Si vous avez manqué le début, c’est par ici.
Il y a de quoi être fasciné. Ils sont capables de vivre de 6 000m d’altitude à -4000m sous la mer, de faire varier la proportion d’eau de leur corps de 3 à 80 %, de résister à des radiations 1000 fois plus puissantes que les humains, et même de survivre 5 jours sans oxygène…
Ce sont les tardigrades. Et ils sont quasiment invulnérables.
Invulnérables, peut-être… mais aussi très moches.

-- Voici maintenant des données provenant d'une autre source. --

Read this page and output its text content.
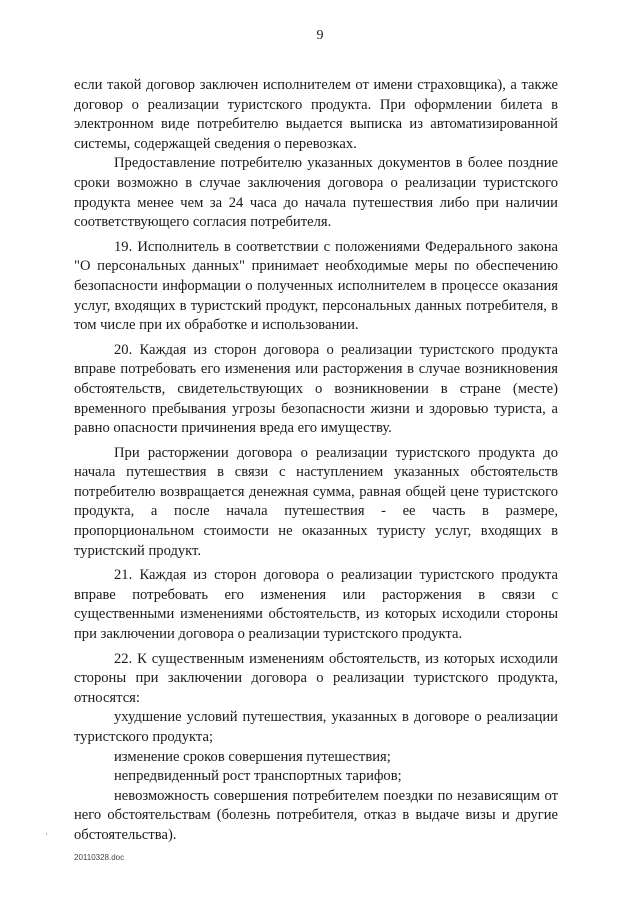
9
если такой договор заключен исполнителем от имени страховщика), а также договор о реализации туристского продукта. При оформлении билета в электронном виде потребителю выдается выписка из автоматизированной системы, содержащей сведения о перевозках.
Предоставление потребителю указанных документов в более поздние сроки возможно в случае заключения договора о реализации туристского продукта менее чем за 24 часа до начала путешествия либо при наличии соответствующего согласия потребителя.
19. Исполнитель в соответствии с положениями Федерального закона "О персональных данных" принимает необходимые меры по обеспечению безопасности информации о полученных исполнителем в процессе оказания услуг, входящих в туристский продукт, персональных данных потребителя, в том числе при их обработке и использовании.
20. Каждая из сторон договора о реализации туристского продукта вправе потребовать его изменения или расторжения в случае возникновения обстоятельств, свидетельствующих о возникновении в стране (месте) временного пребывания угрозы безопасности жизни и здоровью туриста, а равно опасности причинения вреда его имуществу.
При расторжении договора о реализации туристского продукта до начала путешествия в связи с наступлением указанных обстоятельств потребителю возвращается денежная сумма, равная общей цене туристского продукта, а после начала путешествия - ее часть в размере, пропорциональном стоимости не оказанных туристу услуг, входящих в туристский продукт.
21. Каждая из сторон договора о реализации туристского продукта вправе потребовать его изменения или расторжения в связи с существенными изменениями обстоятельств, из которых исходили стороны при заключении договора о реализации туристского продукта.
22. К существенным изменениям обстоятельств, из которых исходили стороны при заключении договора о реализации туристского продукта, относятся:
ухудшение условий путешествия, указанных в договоре о реализации туристского продукта;
изменение сроков совершения путешествия;
непредвиденный рост транспортных тарифов;
невозможность совершения потребителем поездки по независящим от него обстоятельствам (болезнь потребителя, отказ в выдаче визы и другие обстоятельства).
20110328.doc
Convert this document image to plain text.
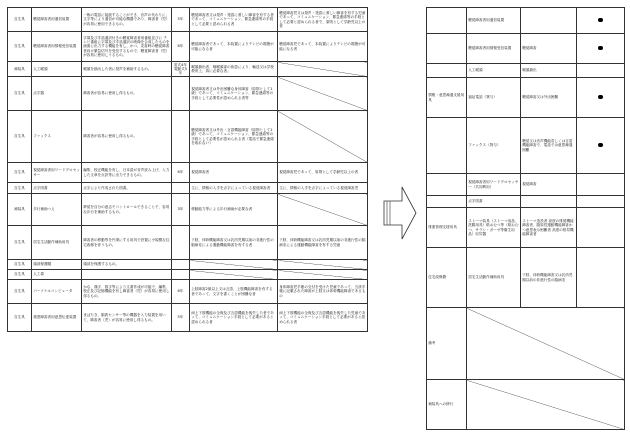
自生具	聴覚障害者用通信装置	一般の電話に接続することができ、音声の代わりに、文字等により通信が可能な機器であり、障害者（児）が容易に使用できるもの。	5年	聴覚障害者又は発声・発語に著しい障害を有する者であって、コミュニケーション、緊急連絡等の手段として必要と認められる者	聴覚障害児又は発声・発語に著しい障害を有する児童であって、コミュニケーション、緊急連絡等の手段として必要と認められる者で、原則として学齢児以上の者
自生具	聴覚障害者用情報受信装置	字幕及び手話通訳付きの聴覚障害者用番組並びに テレビ番組に字幕及び手話通訳の映像を合成したものを画面に出力する機能を有し、かつ、災害時の聴覚障害者向け緊急信号を受信するもので、聴覚障害者（児）が容易に使用しうるもの。	6年	聴覚障害者であって、本装置によりテレビの視聴が可能になる者	聴覚障害児であって、本装置によりテレビの視聴が可能になる者
補装具	人工喉頭	喉頭を摘出した者に発声を補助するもの。	笛式4年 電動式5年	喉頭摘出者、咽喉頭部の疾患により、輸送又は学校教育上、真に必要な者。	
自生具	点字器	障害者が容易に使用し得るもの。		視覚障害者又は外出困難な身体障害（原則として1級）であって、コミュニケーション、緊急連絡等の手段として必要性が認められる者等	
自生具	ファックス	障害者が容易に使用し得るもの。		聴覚障害者又は外出・言語機能障害（原則として1級）であって、コミュニケーション、緊急連絡等の手段として必要性が認められる者（電話で緊急連絡を取れない）	
自生具	視覚障害者用ワードプロセッサー	編集、校正機能を有し、日本語が音声読み上げ、入力した文章を点訳等に出力できるもの。	6年	視覚障害者	視覚障害児であって、原則として学齢児以上の者
自生具	点字図書	点字により作成された図書。		主に、情報の入手を点字によっている視覚障害者	主に、情報の入手を点字によっている視覚障害児
補装具	歩行補助つえ	夢覚を自分の意志でコントロールできることで、容易な歩行を補助するもの。	3年	移動能力等による歩行補助が必要な者	
自生具	居宅生活動作補助用具	障害者の移動等を円滑にする用具で設置に小規模な住宅改修を伴うもの。		下肢、体幹機能障害又は乳幼児期以前の非進行性の脳病変による運動機能障害を有する者	下肢、体幹機能障害又は乳幼児期以前の非進行性の脳病変による運動機能障害を有する児童
自生具	頭部保護帽	頭部を保護するもの。			
自生具	人工鼻				
自生具	パーソナルコンピュータ	かな、漢字、数字等により文書作成が可能で、編集、校正及び記憶機能を有し障害者（児）が容易に使用し得るもの。	6年	上肢障害2級以上又は言語、上肢機能障害を有する者であって、文字を書くことが困難な者	身体障害児手帳の交付を受けた児童であって、当該手帳に記載された障害が上肢又は体幹機能障害であるもの
自生具	重度障害者用意思伝達装置	まばたき、脳波センサー等の機器を入力装置を用いて、障害者（児）が容易に使用し得るもの。	5年	両上下肢機能の全廃及び言語機能を喪失した者であって、コミュニケーション手段として必要があると認められる者	両上下肢機能の全廃及び言語機能を喪失した児童であって、コミュニケーション手段として必要があると認められる者
	聴覚障害者用通信装置		
	聴覚障害者用情報受信装置	聴覚障害	
	人工喉頭	喉頭摘出	
情報・意思疎通支援用具	福祉電話（貸与）	聴覚障害又は外出困難	
	ファックス（貸与）	聴覚又は音声機能若しくは言語機能障害で、電話では意思疎通困難	
	視覚障害者用ワードプロセッサー（共同利用）	視覚障害	
	点字図書		
排泄管理支援用具	ストーマ装具（ストーマ用品、洗腸用具）紙おむつ等（紙おむつ、サラシ・ガーゼ等衛生用品）収尿器	ストーマ造設者 高度の排便機能障害者、脳原性運動機能障害かつ意思表示困難者 高度の排尿機能障害者	
住宅改修費	居宅生活動作補助用具	下肢、体幹機能障害又は乳幼児期以前の非進行性の脳病変	
備考			
補装具への移行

L’invulnérabilité vous fait rêver ? Si vous suivez ce Tour du Monde depuis le début, on espère que non…
Pour deux raisons :
- Invulnérables, les tardigrades n’ont pas évolué depuis plus de 500 millions d’années. Pas de vulnérabilité, pas de changement…
- Dans la nature, les tardigrades sont une exception. Car si on regarde vraiment la nature, on s’aperçoit qu’elle est fondamentalement vulnérable et que c’est précisément ce qui fait sa force – ou, plus précisément, sa robustesse.
Pour cet ultime épisode du Tour du Monde des Vulnérables, on plonge du côté de la Nature pour parler de la différence entre performance et robustesse, et rappeler que la vulnérabilité est non seulement au cœur de notre planète – mais qu’elle doit aussi être au cœur de nos modèles de société.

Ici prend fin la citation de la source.